Loving is knowing that you are coming into the unknown, surrounded by people in love affairs with life and death.
Birth and death are the same, she says.
Before you take your first breath, there is death. There is a moment where you don’t know what oxygen is, don’t know if when you open your mouth you will get the life-sustaining force you need. You have no idea what happens.
The moment before you take your first breath, you do not know what it is to breathe. Nothing has prepared you for this. In a timeless second, before life, there is death. As you leave everything you have ever known, you let go into the void and fall. And you trust.
I am mother to this being, and she needs – she demands – everything I can offer her. A stable home. Loving friendships. She needs me to relax, release, let go, and trust. She needs my commitment to nurture her as she takes her first breath in this world, a commitment to be the world that can hold her. Nothing less.
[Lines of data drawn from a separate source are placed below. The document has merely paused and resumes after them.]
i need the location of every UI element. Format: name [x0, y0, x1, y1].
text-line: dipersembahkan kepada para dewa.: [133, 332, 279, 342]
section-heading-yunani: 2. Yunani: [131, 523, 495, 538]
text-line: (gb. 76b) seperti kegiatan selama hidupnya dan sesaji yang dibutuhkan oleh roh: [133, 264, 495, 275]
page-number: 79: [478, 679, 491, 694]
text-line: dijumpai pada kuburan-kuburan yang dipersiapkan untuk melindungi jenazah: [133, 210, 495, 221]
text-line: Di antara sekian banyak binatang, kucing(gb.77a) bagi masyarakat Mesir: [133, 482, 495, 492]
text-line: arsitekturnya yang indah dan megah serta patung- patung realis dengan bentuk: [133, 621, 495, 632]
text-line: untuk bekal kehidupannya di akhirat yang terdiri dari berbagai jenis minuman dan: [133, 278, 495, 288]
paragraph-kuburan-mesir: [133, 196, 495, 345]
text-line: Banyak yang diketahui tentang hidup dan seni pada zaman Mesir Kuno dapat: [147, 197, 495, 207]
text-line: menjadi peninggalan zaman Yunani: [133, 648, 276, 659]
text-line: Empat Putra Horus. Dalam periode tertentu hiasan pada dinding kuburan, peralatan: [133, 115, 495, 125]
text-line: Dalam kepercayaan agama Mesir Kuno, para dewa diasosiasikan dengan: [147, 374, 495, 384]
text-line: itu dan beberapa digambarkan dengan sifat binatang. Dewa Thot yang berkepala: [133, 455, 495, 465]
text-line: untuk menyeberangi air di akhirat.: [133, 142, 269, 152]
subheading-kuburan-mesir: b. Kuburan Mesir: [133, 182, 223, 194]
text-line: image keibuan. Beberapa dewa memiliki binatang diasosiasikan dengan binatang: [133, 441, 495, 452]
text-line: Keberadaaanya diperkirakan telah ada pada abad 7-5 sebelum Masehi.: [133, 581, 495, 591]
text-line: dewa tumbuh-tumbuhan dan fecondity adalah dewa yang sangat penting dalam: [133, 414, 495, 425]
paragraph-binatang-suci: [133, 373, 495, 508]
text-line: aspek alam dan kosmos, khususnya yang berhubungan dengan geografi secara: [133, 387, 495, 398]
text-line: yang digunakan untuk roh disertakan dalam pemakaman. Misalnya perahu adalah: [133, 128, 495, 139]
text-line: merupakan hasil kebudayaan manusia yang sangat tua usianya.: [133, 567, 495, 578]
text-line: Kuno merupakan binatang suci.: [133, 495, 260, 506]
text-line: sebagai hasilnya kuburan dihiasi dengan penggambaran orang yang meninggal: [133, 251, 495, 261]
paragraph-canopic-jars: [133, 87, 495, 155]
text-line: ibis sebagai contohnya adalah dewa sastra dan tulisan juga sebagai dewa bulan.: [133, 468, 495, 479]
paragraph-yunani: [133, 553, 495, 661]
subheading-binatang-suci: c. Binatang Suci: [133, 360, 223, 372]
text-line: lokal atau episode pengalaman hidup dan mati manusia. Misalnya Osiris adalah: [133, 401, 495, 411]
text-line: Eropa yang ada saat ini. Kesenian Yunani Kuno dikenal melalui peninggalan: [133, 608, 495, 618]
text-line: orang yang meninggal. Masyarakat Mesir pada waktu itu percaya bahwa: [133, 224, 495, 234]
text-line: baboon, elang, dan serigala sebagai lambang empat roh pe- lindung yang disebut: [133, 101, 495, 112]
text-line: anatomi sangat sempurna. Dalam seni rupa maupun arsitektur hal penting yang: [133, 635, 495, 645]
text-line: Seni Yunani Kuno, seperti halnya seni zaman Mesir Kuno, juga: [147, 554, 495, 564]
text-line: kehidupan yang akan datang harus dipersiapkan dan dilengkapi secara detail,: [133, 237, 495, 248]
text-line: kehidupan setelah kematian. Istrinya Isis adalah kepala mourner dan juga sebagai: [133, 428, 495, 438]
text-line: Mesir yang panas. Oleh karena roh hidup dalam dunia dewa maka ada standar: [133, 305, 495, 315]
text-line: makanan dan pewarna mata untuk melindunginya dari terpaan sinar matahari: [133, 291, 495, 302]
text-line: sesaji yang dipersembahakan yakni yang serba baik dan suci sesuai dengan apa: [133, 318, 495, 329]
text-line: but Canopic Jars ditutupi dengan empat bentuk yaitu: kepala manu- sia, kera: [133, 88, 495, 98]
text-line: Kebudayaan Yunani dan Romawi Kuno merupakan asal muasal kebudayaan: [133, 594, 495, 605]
It is a challenge. Are you here for the responsibility of bringing a newborn into this world? She asks me. Can you make a stand for the world I need?
My answer wavers. Yes, my darling, anything, I tell her. Then, later: Isn’t what we have enough? I am afraid I cannot keep you alive.
She is content to stay in the comfort of my womb until I show her that I will birth her into love. That she will be caught as she comes out, hear the voices of her elders, feel the warm breast of her midwife. That I will give up anything to be there for her.
And then, when I have birthed her, I may midwife others. May hold their hands through the fear and the pain, may whisper words and croon songs in their ears, may hold the precious newborns as they take their first breath. May stand with unwavering love as the village gathers to shout – a new being is born. We are here.
There is a bliss in this pregnancy. A rose blush glow over me, the joy of feeling her. We meet at the point where life touches death; she is an open door in the liminal space where the doorways begin. I hold my hands over my belly, pulsing love, and she responds back - the two of us in this freefall of possibility.